Cohen, himself Jewish, allots one chapter of his book to Jewish details in Bosch’s paintings and this leads to a few observations that have received little attention from Bosch scholars so far. He writes about the manual gesture of the Jesus Child in the Cologne Adoration of the Child: according to Cohen this a wrong representation of a typical Jewish blessing gesture, the kohaniem. [See also Cohen 1984 where he corrects himself by signalling that we are not dealing here with a Jewish but with a Christian ritual gesture.] Cohen further draws attention to the book in St. John’s lap on the Berlin St. John on Patmos (John is writing from right to left and so the text is in Hebrew, but Bosch made a mistake: the book should have been a scroll), to the hidden political meaning of the Rotterdam Wedding at Cana (Bosch is supposed to be jeering at the Jews here) and to the strange figure in the stable on the Madrid Adoration of the Magi. This person is supposed to be the Jewish Messiah, as can be told from the golden chain which (according to an old legend) is binding his hands together. The wound on his shin-bone, according to the Talmud characterizing him as a leper, is here covered by a transparent container.

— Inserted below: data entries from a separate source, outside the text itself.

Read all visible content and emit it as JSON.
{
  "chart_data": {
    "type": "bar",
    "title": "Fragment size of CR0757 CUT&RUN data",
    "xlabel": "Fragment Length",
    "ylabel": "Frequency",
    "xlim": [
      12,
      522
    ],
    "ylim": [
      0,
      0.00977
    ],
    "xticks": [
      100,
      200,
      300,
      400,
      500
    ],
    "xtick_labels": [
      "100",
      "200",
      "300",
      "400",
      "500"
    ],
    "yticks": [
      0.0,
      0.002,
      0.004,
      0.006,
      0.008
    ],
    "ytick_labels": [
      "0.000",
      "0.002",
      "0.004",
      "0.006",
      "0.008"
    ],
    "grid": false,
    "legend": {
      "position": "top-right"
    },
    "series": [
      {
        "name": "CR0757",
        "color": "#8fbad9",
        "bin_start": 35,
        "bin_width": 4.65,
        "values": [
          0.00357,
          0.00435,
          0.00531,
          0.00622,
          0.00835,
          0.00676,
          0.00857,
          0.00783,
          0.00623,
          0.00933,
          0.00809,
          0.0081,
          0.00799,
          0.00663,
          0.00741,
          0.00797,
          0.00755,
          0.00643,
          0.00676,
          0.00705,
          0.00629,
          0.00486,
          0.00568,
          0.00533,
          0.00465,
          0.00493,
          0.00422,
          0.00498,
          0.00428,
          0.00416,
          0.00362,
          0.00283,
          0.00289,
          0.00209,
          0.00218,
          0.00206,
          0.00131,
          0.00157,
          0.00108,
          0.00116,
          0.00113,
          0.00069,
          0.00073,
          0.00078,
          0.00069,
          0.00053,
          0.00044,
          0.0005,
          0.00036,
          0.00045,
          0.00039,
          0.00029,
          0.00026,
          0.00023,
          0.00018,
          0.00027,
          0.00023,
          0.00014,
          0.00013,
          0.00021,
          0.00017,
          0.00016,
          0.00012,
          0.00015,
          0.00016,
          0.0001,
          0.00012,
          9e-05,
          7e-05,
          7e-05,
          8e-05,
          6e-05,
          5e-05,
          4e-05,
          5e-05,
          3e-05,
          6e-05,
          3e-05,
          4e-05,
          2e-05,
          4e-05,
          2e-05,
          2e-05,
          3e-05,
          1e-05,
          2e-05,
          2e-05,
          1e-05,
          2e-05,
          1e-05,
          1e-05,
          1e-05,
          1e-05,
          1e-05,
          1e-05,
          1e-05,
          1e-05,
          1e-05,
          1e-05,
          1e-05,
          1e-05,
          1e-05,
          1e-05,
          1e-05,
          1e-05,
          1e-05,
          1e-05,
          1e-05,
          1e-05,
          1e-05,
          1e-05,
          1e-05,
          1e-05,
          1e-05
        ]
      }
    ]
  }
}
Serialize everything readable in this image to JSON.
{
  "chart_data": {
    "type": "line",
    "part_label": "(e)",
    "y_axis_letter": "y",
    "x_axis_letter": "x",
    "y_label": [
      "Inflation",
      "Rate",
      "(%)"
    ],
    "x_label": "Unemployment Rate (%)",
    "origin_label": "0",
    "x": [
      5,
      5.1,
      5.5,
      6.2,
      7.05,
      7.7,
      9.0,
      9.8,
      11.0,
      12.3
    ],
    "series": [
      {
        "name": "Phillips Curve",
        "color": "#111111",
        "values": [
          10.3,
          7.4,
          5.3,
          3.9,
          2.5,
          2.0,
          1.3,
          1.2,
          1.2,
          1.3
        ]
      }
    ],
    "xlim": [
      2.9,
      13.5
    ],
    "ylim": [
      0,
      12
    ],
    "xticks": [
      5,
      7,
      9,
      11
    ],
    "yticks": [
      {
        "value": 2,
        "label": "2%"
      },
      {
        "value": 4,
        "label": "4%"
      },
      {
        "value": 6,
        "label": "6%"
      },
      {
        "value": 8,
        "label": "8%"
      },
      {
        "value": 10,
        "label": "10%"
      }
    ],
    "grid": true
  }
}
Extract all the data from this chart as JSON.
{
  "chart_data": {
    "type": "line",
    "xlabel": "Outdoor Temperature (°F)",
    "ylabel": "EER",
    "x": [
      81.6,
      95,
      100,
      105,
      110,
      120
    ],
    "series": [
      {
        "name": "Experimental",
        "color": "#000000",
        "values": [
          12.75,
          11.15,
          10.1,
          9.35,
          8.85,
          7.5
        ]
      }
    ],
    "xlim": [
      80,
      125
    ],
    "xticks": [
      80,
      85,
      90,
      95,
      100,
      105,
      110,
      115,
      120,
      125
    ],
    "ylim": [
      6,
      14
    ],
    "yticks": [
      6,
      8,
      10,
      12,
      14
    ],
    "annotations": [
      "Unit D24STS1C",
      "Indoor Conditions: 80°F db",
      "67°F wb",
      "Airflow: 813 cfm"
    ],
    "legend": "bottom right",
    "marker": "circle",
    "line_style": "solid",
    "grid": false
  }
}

Cohen is less convincing when (in the wake of Mosmans and Brion) he wants to recognize Bosch’s self-portrait in the Philadelphia Adoration of the Magi and the Madrid Crowning with Thorns. Downright far-fetched is his hypothesis that the figure of Christ in this latter painting is a portrait of Albrecht Dürer: according to Cohen Bosch is here mocking Dürer’s vanity, because the German painter sometimes depicted himself as Christ.